The working principle of the invention is as follows: When starting a casting operation, the movable support 13 is in the uppermost position closing the downward opening of the continuous mould 3, as shown in Fig. 4. The casting table with the mould 3 is in its lower positon whereby metal is allowed to freely flow from the holding furnace or the like (not shown) through the launder 6 and flexible launder 28 and to the distribution chamber 5 and mould 3 as is further shown in Fig. 4. Once the metal level in the distribution chamber and launder is the same, vacuum is gradually increased by controlling the vacuum supply through the connection 27, while at the same time raising the casting table with the mould 3 and distribution chamber 5 to a higher level by means of the lifting device 29 as shown in Fig. 5. The mould is now lifted to a height such that the metal level within the mould is the same as the level in the launder thereby obtaining a metallostatic pressure in the contact point against the mould wall which is virtually zero during casting the following casting operation as explained above. The whole casting cycle as explained in the forgoing is controlled by a so called PLC, a programmable logic control which will not be further explained here as this type electronic control is commonly known.

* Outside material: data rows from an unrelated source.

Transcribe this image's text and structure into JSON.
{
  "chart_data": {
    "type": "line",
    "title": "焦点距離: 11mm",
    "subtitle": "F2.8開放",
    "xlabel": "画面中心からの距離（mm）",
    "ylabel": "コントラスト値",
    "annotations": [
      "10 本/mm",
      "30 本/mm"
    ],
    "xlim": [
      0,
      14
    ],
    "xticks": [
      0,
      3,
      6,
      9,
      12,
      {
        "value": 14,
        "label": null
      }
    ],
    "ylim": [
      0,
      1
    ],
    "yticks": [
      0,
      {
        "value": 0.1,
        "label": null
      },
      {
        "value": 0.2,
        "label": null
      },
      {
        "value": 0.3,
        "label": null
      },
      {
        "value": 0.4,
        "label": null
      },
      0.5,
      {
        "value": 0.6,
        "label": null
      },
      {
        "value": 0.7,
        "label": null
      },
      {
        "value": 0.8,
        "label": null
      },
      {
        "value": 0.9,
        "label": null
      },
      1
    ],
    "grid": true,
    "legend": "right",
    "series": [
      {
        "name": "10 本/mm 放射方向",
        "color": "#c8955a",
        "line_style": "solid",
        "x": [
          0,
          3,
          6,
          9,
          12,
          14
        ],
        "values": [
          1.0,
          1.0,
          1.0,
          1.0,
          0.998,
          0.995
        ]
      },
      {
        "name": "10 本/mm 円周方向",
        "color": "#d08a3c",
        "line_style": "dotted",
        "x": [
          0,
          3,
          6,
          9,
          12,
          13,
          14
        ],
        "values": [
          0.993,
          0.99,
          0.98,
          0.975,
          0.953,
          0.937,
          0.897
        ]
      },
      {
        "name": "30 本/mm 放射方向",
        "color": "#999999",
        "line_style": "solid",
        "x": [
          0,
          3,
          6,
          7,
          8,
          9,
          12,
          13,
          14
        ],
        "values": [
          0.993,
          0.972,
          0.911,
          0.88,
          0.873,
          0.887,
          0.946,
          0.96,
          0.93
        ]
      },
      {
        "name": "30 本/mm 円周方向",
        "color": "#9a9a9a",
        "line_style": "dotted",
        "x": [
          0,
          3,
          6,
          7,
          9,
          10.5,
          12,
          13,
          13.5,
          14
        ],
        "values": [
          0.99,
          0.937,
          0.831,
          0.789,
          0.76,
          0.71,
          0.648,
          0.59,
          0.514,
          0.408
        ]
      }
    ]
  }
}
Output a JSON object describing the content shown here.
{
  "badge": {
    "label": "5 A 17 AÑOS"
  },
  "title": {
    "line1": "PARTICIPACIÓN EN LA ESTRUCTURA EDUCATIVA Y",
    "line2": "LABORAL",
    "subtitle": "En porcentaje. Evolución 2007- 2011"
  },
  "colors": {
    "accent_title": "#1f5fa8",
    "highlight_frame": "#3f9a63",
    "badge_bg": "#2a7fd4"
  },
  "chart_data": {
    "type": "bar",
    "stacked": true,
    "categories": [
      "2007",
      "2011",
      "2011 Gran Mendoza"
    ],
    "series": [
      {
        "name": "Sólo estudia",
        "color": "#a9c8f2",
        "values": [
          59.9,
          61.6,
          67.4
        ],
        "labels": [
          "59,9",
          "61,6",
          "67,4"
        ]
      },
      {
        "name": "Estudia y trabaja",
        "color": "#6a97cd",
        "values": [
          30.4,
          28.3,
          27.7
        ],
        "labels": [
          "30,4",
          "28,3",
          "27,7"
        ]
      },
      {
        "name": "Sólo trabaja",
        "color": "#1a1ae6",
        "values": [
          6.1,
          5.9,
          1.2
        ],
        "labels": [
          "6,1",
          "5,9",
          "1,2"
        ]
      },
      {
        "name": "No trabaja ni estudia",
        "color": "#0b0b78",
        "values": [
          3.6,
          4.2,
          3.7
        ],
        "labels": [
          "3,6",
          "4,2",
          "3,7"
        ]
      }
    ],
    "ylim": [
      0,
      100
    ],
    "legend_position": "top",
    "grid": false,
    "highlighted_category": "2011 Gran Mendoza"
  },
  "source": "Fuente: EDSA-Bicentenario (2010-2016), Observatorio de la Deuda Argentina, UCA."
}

When the casting operation is approaching its end, the casting table with the mould and distribution chamber is lowered to its lower, initial position as shown in Fig. 4, the vacuum is disconnected and the metal is allowed to be returned to the holding furnace or metal reservoir. The metal frame may now be tilted (not shown) to remove the readily cast billets, where after the frame with the moulds are prepared for a new casting operation.

With this inventive modification of the know LPC equipment, the equipment as such is much cheaper and the casting operation is much more simple, safe and reliable.